Office of the Attorney General of Texas
July 7, 1997
Dear Dr. Patterson:
Your predecessor asked whether the term "employee" in the Texas Hazard Communication Act, chapter 502 of the Health and Safety Code, applies to inmates of the Texas Department of Criminal Justice ("TDCJ"). We conclude that it does not.
Chapter 502 of the Health and Safety Code requires employers to furnish employees with education, training, and information concerning hazardous chemicals at their workplaces. Generally, the statute requires the employer to maintain an updated workplace chemical list and material safety data sheet which are to be available to employees. Health & Safety Code §§ 502.005, .006. It further requires that employers provide their employees who use hazardous materials with yearly education and training. Id. § 502.009.
The act defines "employee" as "a person who may be or may have been exposed to hazardous chemicals in the person's workplace under normal operating conditions or foreseeable emergencies . . . ." Id. § 502.003(10). Your concern is whether TDCJ prisoners are included within the ambit of this definition.
As you point out, this office dealt with a similar question in Attorney General Opinion DM-239. In that opinion, we considered whether college and university students were "employees" for the purpose of the statute, and held that they were not:
It is implicit in the legislature's use of the term "employee" that the legislature meant to refer to someone engaged in an employment relationship, for example, one who works for wages or a salary, as opposed to a "student" who is one who is enrolled for study at an institution of learning for which he does not receive wages or a salary.
Attorney General Opinion DM-239 (1993) at 2.

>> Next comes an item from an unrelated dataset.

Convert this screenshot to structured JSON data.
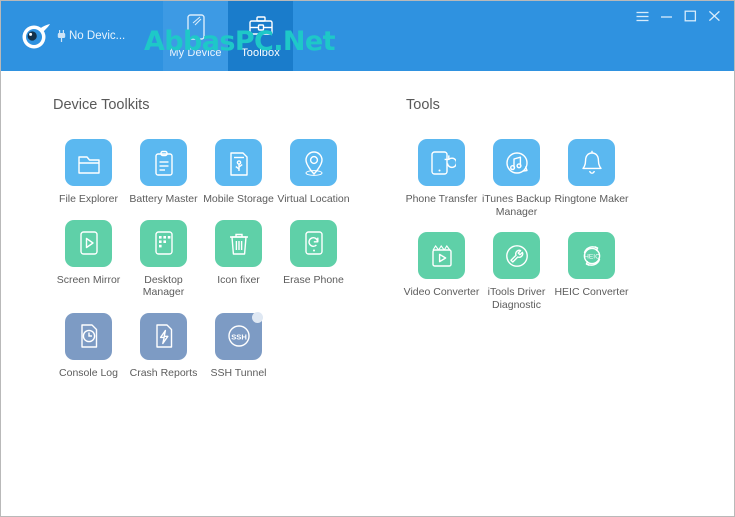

We believe that the reasoning of Attorney General Opinion DM-239 applies with equal force to the situation about which you ask. As you note, inmates at TDCJ are not compensated for work which they perform. Such work, TDCJ states in its brief, is generally a condition of their sentences. As a general matter, therefore, prisoners are in the same position with respect to the definition of "employee" as were students. Accordingly, we do not believe that TDCJ prisoners are or should be regarded as "employees" for the purposes of the Hazard Communication Act.
We do not believe that such cases as Dancer v. City of Houston, 384 S.W.2d 340 (Tex. 1964), or Scroggins v. Twin City Fire Insurance Company, 656 S.W.2d 213 (Tex. App.-- El Paso 1983, no writ) require a contrary holding. Such cases hold at most that a prisoner who is put to work and who derives some remuneration for his labor may, as a matter of fact, be an "employee" for the purpose of making claims for on-the-job injuries, whether under the Tort Claims or Worker's Compensation Act. They do not speak to the issue of who is an "employee" for the purposes of the Hazard Communication Act.(1)
In our view, the question of who might, in a given factual situation, be an "employee" for the purposes of the Worker's Compensation Act does not imply that such a person is as a matter of law an "employee" for the purposes of the Hazard Communication Act, and we do not believe that a court would necessarily make this implication. Indeed, given that under section 501.024(4) of the Labor Code, "a prisoner or inmate of a prison or correctional institution" is specifically exempted from the definition of "employee" for Worker's Compensation Act purposes, we believe that an extension of the case law in that direction is untenable. Accordingly, we conclude that TDCJ prisoners do not fall within the definition of "employee" in the Hazard Communication Act.(2) Prisoners, like students, are not employees solely in their capacity as prisoners. See Attorney General Opinion DM-239 (1993) at 3 (student in work-study program might be protected "because of his status as an employee, not because of his status as a registered student").
S U M M A R Y
Prisoners of the Texas Department of Criminal Justice are not "employees" for the purposes of the Texas Hazard Communication Act, Health and Safety Code chapter 502.
Yours very truly,
James E. Tourtelott
1. We note further that both Scroggins and Dancer were cases in which plaintiffs sought compensation for personal injuries. That issue is not now before us.
2. You do not ask and we do not consider the possible applicability of federal workplace health and safety measures such as, e.g., the Occupational Safety and Health Act of 1970 to TDCJ. 29 U.S.C. § 651 et seq.